Six months ago my wife (now 27) says her life is un-fulfilling because our marriage is un-fulfilling. She regrets getting married so young because she never got to live on her own, see what it was like to be involved with different types of people, be wild before settling down, serve in the Peace Corps... She wonders if the grass-would-be-greener with someone else and doesn’t have the personal life experience to believe in her heart that odds are not in her favor – even though she understands it rationally. Oh wise one that I am, I suggested that she go to individual therapy to gain some insights into herself now that she has matured. I’d be happy to go to couples therapy with her but felt that she would benefit from individual therapy first. I’ve been in therapy several times and always found it helpful.

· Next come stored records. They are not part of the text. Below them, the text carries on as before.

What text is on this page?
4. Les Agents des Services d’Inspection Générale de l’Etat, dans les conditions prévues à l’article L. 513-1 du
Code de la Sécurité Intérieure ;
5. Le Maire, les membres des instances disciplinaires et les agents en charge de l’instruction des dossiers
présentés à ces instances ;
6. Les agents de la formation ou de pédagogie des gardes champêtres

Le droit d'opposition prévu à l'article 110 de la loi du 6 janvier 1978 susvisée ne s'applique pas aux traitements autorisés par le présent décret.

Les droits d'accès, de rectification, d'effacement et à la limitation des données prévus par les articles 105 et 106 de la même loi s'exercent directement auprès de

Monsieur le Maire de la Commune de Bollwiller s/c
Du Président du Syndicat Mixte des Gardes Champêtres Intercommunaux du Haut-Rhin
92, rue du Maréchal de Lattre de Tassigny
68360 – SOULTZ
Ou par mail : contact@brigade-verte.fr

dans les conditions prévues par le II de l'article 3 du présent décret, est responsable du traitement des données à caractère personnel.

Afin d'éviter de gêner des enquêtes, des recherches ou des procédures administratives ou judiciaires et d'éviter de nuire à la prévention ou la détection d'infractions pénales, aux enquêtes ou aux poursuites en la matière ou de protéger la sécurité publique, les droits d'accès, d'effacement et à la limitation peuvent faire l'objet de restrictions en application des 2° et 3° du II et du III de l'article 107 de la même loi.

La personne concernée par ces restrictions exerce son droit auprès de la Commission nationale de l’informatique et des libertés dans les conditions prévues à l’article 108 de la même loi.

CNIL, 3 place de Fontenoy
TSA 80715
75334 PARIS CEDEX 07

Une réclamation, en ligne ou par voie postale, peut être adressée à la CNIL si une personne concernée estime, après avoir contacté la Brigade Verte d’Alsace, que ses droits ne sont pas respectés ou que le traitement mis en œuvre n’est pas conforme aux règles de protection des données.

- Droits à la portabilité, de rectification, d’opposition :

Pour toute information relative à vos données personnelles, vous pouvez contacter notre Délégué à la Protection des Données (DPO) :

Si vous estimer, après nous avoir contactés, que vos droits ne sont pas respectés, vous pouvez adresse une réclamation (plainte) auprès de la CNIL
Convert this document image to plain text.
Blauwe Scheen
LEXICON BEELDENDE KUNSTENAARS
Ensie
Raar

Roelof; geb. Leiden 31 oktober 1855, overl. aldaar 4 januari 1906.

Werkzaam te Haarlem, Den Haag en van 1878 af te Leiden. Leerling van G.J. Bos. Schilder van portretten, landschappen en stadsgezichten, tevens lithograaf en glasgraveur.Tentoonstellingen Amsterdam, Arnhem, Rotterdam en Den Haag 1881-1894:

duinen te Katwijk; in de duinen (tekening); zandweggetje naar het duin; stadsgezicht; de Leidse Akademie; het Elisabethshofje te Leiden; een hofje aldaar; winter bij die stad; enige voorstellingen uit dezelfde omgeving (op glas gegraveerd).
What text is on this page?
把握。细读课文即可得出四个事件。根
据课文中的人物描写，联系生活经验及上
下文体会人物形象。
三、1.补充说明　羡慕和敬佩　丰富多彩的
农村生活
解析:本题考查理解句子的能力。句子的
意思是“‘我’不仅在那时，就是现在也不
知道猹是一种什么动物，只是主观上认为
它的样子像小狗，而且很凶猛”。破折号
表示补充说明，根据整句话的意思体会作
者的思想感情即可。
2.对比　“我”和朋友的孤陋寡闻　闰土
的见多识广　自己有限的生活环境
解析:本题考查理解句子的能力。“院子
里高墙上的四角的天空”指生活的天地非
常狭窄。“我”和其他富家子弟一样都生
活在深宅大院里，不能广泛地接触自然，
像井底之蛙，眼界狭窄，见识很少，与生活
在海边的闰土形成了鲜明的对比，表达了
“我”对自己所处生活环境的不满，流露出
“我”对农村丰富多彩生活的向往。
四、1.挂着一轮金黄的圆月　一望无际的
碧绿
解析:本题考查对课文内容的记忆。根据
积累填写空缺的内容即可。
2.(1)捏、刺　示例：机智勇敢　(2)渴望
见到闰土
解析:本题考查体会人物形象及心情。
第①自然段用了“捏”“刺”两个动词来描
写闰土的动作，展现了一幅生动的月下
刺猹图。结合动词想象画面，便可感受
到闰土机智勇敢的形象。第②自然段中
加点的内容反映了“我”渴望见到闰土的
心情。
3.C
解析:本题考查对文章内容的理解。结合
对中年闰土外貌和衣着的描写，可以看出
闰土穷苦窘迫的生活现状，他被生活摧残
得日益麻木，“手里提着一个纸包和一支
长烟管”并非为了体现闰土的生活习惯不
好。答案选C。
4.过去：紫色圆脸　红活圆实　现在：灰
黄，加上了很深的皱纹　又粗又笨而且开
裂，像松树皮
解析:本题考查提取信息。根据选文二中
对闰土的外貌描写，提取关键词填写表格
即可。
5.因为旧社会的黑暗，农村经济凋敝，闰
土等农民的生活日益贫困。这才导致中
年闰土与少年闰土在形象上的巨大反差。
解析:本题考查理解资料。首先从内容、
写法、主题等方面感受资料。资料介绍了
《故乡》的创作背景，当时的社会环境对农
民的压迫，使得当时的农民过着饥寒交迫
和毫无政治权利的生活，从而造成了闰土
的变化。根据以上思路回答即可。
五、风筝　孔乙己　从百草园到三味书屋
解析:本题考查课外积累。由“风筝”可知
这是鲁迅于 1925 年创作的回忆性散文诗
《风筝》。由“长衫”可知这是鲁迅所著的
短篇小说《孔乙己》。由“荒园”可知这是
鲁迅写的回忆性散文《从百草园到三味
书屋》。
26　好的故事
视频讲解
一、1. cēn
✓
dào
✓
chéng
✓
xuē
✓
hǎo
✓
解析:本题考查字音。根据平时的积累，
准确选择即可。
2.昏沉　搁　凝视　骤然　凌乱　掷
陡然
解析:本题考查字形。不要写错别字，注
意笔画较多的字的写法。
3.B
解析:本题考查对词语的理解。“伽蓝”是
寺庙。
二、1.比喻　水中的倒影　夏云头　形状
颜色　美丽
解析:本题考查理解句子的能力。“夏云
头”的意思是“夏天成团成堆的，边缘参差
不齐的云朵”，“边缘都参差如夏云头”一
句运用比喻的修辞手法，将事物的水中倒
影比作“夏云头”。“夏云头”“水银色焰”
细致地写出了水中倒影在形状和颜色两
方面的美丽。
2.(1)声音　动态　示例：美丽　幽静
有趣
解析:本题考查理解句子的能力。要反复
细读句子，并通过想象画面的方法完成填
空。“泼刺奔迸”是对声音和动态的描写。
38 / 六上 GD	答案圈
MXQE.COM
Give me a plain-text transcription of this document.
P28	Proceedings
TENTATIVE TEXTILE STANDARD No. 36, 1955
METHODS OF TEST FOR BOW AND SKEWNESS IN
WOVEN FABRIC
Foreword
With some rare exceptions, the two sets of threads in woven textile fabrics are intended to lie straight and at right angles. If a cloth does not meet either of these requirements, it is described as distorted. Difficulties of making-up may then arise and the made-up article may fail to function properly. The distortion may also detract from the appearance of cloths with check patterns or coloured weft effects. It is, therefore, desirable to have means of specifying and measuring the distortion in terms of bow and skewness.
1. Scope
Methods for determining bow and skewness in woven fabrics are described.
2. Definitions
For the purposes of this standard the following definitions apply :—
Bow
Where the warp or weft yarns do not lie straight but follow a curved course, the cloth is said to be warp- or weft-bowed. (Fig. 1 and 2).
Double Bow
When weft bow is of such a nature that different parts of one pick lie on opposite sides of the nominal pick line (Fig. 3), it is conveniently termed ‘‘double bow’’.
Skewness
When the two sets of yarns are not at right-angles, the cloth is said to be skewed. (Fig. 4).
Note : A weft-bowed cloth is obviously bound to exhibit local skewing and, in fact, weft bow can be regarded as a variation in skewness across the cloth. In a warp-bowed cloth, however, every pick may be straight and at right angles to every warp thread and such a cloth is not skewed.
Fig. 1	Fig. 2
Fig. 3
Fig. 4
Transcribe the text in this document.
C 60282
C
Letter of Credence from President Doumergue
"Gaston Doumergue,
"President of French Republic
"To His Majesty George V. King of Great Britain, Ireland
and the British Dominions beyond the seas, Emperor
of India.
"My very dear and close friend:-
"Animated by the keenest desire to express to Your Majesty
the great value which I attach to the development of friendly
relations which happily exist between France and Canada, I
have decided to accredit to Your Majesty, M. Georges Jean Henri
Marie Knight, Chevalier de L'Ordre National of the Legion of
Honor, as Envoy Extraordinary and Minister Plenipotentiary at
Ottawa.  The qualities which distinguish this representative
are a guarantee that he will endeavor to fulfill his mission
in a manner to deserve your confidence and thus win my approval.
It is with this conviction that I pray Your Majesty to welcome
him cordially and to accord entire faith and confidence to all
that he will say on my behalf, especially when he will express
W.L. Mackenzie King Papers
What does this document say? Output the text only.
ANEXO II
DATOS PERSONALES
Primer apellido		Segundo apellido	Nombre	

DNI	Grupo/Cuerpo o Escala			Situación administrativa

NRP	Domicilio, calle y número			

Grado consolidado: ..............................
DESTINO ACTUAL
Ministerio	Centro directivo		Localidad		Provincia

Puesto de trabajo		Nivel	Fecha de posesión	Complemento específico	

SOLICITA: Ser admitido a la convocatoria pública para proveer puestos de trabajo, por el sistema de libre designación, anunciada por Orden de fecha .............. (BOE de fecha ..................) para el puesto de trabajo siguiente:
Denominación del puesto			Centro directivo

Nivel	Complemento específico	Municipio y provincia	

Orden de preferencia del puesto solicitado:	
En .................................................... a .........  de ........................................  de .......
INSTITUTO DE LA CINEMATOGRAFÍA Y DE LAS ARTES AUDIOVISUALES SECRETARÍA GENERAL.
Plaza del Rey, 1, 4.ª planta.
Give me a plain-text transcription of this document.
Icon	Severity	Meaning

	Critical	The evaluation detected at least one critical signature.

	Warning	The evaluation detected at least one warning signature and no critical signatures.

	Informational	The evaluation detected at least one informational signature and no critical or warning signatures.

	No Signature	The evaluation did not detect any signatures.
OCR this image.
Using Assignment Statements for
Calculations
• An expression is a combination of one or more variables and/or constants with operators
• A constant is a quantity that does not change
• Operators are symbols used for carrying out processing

So, 6 months later the result of her therapy is that she wants to leave the marriage. She believes that she got married for the wrong reasons (because I asked, to make me happy and because she trusted I knew what was best for her) and she needs to go back and live the part of her life that she skipped. I would let her go do anything she wanted in the world and wait as long as needed for her to figure it all out (including moving out on her own for awhile or going into the Peace Corps... ) as long as she would stay married to me and be faithful. But the therapy process convinced her that, although she loves me very much, to truly get through the next level of growth and be able to enter a marriage with the right feelings and the right reasons, she needs to let this one go – just separating wouldn’t be enough. She would never truly believe that the grass wasn't greener. Therapy moved her past the point where couples counseling works because the problem can’t be fixed by change within the marriage, it’s inside her.
So what advice do you have? Loving her and wanting her to be happy do I let her go in the way she wants? Any other options you can suggest? Divorce would be amicable but tragic because I believe the odds are that once she experienced how difficult and unlikely it is to have what we’ve had for seven years she would want this marriage back.